Last week 10,000 U. S. school superintendents and their professorial advisers gathered in Atlantic City prepared, as usual, to sun themselves, dine, dance and hear some 500 speakers roll off some 1,500,000 more or less hackneyed words. But the 68th annual convention of the American Association of School Administrators turned out to be far from hackneyed.

School superintendents favor Federal aid for schools as naturally as businessmen favor more and better business. Hence, they were well pleased with the recent report of Franklin Roosevelt's Advisory Committee on Education. That committee, to overcome the long-standing objection of Catholics to Federal aid, incorporated in its recommendations a proviso that Federal money be also made available for the education of children in parochial schools (TIME, Mar. 7). To Protestant educators, who hate and fear Catholic influence in education, that recommendation last week was like a red flag.

Atlantic City's hotel lobbies buzzed with angry talk. Catholico-phobes spluttered that the Church already dominated some public-school systems, pointed as an example to New Haven, Conn., where two public schools are staffed by nuns.* Eight hundred adherents of the left-wing "Social Frontier" group demanded that Federal aid be restricted to public schools. Before the Association's legislative committee, up rose conservative, heavy-jowled Dr. George Drayton Strayer, of Columbia University's Teachers College, to cry: "Let's not have any church-- Catholic, Protestant or Jewish--using public money to make propaganda for any policy or belief peculiar to itself. . . . Keep the public schools public." From New York University's soft-spoken Dean Ned Harland Dearborn came a warning that the proposal to subsidize parochial education had started a religious controversy which might not only jeopardize Federal aid but "cause the spirit of the Ku Klux Klan to ride again."

Meanwhile, a member of the President's Committee, dark, bushy-browed Rev. George Johnson, of the National Catholic Welfare Conference, snorted that Dr. Strayer's charges were "utter nonsense." Catholic children, said he, "should not be deprived of their rights as Americans because they do not happen to be attending public schools." Arriving in Atlantic City to address the convention, the Committee's chairman, wiry Dr. Floyd Wesley Reeves, tried to smooth the waters by explaining the Committee had not suggested that Federal money go directly to parochial schools, but that States and localities receiving Federal aid be permitted to supply free textbooks, school bus service, scholarships, health and welfare services to parochial school children (as at least five States already do).
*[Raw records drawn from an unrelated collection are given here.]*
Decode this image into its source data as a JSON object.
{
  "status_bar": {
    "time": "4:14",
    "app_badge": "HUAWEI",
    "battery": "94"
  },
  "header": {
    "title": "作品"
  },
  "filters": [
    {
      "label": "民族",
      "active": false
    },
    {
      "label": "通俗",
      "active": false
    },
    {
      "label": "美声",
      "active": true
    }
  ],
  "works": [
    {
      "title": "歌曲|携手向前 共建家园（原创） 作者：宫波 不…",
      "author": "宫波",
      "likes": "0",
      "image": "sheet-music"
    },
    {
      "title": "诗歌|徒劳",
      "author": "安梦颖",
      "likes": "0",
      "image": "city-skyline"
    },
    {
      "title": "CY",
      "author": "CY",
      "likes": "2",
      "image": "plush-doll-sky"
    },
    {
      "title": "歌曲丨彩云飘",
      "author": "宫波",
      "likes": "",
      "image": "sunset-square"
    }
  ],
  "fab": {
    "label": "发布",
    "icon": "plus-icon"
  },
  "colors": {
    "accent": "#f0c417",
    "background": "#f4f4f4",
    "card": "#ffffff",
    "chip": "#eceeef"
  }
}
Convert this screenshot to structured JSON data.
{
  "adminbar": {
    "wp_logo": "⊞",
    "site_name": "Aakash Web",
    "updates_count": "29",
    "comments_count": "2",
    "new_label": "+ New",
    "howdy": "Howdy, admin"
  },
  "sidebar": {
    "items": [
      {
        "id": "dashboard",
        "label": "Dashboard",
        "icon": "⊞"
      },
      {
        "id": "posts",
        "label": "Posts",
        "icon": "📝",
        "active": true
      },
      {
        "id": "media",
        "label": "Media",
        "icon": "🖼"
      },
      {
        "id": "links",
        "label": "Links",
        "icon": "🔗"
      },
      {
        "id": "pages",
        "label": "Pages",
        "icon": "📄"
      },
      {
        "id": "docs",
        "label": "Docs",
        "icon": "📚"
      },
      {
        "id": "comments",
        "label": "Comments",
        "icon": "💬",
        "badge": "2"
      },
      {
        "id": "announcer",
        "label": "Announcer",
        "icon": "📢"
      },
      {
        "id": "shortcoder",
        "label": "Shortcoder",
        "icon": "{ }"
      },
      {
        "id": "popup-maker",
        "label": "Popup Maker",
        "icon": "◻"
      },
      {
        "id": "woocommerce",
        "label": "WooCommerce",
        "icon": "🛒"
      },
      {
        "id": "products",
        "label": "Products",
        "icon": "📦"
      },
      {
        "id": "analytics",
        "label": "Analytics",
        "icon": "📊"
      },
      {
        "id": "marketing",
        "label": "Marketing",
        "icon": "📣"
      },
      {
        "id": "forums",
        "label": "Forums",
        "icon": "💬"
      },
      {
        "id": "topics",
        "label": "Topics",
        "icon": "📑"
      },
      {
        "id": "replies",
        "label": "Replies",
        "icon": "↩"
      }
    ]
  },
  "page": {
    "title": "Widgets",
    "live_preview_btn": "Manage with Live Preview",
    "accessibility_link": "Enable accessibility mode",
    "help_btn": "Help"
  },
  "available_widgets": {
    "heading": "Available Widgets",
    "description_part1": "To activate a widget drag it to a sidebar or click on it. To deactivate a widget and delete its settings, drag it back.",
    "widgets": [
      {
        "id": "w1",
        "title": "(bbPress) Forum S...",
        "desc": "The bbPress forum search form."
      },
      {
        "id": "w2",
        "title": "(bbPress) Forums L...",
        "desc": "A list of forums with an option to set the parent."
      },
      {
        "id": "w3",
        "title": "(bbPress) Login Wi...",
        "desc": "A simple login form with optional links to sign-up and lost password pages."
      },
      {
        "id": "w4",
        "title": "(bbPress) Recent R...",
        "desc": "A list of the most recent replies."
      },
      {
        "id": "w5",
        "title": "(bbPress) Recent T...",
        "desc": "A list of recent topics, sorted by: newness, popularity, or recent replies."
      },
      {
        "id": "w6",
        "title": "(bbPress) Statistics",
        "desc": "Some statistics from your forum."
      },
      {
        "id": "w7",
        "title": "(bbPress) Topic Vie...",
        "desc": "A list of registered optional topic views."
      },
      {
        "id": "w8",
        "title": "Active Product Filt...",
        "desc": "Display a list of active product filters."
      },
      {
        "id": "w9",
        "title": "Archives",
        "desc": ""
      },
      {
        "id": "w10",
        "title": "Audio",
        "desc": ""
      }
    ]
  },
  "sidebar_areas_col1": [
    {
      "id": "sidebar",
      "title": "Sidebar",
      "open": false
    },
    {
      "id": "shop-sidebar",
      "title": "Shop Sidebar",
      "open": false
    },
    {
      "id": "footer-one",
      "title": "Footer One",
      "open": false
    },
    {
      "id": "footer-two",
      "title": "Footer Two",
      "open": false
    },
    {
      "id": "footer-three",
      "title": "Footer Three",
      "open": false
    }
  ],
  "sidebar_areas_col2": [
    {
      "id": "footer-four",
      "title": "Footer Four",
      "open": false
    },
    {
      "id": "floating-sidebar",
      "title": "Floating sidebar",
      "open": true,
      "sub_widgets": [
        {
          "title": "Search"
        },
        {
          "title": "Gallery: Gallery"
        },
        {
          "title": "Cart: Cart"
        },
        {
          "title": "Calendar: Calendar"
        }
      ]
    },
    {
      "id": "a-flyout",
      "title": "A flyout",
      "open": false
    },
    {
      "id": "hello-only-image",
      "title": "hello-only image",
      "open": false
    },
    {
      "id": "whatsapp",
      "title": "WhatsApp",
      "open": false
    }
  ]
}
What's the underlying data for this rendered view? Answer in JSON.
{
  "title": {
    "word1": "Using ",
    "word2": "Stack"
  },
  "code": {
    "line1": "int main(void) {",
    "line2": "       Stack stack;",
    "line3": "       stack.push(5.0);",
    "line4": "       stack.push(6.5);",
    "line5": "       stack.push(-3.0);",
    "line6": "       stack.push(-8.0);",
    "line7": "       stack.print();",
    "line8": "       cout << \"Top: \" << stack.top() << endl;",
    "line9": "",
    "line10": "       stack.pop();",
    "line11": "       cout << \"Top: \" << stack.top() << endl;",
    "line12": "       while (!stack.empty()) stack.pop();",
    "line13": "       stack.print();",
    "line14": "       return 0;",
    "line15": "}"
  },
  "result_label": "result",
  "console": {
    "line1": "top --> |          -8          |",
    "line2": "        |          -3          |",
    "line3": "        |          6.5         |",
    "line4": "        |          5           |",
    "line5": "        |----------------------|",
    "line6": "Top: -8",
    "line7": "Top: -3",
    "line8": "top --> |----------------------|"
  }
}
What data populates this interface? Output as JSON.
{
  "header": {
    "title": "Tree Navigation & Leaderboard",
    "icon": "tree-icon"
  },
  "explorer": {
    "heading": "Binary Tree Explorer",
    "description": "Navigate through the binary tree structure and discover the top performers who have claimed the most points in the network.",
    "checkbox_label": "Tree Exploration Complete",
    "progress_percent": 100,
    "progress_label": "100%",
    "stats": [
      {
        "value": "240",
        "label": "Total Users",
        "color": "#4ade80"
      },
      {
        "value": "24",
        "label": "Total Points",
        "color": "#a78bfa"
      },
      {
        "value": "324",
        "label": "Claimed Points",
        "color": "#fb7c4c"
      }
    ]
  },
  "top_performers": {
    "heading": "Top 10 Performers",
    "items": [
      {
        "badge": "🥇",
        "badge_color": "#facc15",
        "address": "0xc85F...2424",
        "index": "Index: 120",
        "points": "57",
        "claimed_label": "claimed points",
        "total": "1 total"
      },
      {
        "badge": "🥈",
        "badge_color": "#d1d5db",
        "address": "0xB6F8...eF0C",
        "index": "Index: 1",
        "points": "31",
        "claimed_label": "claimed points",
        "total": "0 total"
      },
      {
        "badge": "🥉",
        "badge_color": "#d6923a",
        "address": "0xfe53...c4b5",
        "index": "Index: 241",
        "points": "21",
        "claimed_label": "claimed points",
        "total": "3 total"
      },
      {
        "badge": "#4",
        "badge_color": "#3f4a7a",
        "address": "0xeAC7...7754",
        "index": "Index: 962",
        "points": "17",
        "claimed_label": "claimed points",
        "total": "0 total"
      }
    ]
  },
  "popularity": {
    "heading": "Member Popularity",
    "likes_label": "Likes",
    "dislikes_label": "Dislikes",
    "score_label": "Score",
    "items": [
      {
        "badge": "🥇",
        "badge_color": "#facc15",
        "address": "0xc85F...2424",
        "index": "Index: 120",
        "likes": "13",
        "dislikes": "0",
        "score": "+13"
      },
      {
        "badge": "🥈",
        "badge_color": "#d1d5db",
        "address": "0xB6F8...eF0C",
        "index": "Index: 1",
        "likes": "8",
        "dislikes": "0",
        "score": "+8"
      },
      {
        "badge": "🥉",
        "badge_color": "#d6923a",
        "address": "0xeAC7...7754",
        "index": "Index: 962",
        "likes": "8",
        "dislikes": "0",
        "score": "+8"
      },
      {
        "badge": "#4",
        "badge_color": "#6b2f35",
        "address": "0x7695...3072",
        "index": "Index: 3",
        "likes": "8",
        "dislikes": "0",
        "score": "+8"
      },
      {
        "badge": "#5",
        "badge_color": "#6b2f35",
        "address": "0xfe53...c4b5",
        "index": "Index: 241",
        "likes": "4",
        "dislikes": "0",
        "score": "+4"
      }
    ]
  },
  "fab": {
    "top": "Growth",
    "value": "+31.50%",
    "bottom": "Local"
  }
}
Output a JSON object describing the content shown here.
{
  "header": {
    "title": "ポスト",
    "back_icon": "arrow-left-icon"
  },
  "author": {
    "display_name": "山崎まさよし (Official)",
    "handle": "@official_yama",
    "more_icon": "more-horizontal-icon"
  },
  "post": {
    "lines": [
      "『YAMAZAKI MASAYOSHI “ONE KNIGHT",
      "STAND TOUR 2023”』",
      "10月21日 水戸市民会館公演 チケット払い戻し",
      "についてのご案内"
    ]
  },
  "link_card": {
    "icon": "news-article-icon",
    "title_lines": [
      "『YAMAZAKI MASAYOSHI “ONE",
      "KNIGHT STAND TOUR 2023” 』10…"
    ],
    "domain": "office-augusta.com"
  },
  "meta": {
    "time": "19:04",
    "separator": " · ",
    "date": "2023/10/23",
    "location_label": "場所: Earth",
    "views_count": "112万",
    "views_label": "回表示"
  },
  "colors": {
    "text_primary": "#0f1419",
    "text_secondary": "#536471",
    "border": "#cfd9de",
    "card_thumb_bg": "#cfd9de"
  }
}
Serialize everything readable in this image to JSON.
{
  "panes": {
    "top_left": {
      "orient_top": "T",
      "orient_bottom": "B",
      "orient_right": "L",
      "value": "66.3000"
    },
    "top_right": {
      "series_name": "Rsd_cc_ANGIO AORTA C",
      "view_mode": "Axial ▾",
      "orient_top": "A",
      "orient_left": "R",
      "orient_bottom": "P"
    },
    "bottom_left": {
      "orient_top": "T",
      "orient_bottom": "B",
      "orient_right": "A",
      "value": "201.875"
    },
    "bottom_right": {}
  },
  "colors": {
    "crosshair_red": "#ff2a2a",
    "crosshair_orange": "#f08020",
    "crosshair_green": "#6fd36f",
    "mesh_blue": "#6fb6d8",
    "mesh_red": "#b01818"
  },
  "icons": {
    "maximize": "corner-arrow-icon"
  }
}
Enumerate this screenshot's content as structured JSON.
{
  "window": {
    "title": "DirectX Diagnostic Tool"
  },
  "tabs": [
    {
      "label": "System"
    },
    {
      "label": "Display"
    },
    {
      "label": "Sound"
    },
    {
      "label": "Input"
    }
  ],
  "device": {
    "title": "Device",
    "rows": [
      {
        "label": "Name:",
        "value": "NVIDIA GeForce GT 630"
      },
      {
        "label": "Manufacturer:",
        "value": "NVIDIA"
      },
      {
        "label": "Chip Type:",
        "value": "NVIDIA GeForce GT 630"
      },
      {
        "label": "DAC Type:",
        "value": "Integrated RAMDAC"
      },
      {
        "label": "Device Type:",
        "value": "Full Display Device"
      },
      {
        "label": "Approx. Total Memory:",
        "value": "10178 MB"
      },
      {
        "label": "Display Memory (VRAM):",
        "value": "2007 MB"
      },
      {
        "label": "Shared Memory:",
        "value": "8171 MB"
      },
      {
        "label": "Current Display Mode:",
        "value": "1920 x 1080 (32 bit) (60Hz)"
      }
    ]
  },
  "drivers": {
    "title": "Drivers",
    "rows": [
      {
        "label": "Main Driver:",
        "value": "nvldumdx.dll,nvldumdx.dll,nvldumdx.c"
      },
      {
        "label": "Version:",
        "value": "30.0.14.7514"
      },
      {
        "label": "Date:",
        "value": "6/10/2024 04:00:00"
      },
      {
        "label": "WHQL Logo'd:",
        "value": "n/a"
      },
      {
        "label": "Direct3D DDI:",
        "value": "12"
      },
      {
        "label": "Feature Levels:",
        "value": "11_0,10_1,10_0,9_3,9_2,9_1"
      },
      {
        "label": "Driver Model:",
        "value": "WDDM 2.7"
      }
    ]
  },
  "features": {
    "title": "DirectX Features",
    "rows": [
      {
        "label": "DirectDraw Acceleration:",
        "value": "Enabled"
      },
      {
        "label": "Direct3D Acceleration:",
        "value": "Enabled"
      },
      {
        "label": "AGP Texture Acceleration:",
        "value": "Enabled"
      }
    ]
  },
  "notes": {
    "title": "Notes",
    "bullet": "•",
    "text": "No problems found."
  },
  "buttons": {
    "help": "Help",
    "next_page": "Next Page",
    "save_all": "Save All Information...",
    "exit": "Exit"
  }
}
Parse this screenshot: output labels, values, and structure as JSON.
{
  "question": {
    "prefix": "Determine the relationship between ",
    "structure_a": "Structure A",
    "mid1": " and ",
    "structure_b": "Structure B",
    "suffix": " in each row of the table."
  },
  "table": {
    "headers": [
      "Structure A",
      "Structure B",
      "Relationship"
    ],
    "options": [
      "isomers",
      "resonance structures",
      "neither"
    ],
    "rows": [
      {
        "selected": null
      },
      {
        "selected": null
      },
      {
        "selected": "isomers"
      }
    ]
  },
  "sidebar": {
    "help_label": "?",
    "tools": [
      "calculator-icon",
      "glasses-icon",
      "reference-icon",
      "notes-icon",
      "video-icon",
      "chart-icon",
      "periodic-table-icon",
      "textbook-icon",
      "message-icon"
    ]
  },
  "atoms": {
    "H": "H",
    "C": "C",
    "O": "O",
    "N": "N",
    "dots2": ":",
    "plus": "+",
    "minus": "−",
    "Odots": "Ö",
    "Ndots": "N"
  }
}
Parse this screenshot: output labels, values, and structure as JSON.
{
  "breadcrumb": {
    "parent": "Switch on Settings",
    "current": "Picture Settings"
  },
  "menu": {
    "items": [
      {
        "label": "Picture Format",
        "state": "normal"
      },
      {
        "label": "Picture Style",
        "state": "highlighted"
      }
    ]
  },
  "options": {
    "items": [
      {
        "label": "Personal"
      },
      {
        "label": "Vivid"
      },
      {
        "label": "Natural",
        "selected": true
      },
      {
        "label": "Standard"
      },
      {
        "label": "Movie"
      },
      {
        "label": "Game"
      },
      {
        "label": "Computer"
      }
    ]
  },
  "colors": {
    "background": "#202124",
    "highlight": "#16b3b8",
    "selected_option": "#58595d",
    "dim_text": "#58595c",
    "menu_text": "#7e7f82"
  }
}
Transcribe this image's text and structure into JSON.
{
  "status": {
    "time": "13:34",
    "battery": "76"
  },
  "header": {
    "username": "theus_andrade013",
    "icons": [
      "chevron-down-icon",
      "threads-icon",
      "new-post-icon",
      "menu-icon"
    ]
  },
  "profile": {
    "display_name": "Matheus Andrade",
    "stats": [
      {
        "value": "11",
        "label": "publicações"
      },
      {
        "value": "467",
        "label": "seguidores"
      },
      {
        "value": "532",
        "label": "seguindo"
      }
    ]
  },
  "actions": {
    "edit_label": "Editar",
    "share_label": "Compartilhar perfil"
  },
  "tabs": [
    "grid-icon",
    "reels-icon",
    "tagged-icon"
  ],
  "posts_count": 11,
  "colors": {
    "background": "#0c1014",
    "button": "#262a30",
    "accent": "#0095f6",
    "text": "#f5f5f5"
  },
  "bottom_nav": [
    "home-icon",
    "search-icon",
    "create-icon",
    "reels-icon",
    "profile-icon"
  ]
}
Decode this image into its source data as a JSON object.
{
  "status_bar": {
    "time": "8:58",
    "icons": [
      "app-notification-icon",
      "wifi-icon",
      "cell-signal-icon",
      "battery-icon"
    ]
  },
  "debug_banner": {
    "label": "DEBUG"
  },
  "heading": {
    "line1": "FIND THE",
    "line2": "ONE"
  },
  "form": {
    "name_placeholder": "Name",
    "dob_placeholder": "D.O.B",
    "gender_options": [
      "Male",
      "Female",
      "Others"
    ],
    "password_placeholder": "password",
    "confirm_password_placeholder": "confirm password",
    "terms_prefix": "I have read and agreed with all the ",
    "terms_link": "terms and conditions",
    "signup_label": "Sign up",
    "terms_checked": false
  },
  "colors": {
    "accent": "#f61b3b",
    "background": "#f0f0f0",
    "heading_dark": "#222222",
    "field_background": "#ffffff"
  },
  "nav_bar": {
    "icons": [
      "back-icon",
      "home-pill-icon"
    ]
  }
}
Desperately seeking to avoid an open fight on the convention floor, the Association's officials brought in to the final session a resolution ducking a commitment on specific Federal aid legislation until after study of the Reeves Committee's full report, not yet published. Unappeased, Professor Strayer strode to the auditorium platform to again demand "separation of Church and State," boomed: "If this movement develops sufficient strength, we may find ourselves in the not distant future committed to a program which will deny to the people the control of their schools." But he made no effort to amend the resolution. At the week's end as the harassed leaders of the National Education Association prepared to draft a bill, it appeared that the battle over Federal aid had merely been shifted to Washington.

Higher Learning. Most newsworthy speech on the superintendent's formal program was made by Harvard's youthful President James Bryant Conant. Observing that the number of students in U. S. professional schools might well be reduced, President Conant challenged the view that students are better off if they stay in school and study for an overcrowded profession than if they leave school and become unemployed. Said he, "The existence of any large number of highly educated individuals whose ambitions have been frustrated is unhealthy for any nation."

But President Conant's chief concern was not the students who are in U. S. universities, but those who are not. Pointing out that few families with incomes of less than $2,000 a year can afford to send a child to college, and that 80% of U. S. families are in that category, he declared: "It is perfectly evident to me that at the college level and at the advanced professional school stage, all the institutions of the country have been fishing in one small pond."

* Hamilton Street School (1,025 pupils) and Highland Heights School (500), which are housed in church buildings rented by the city.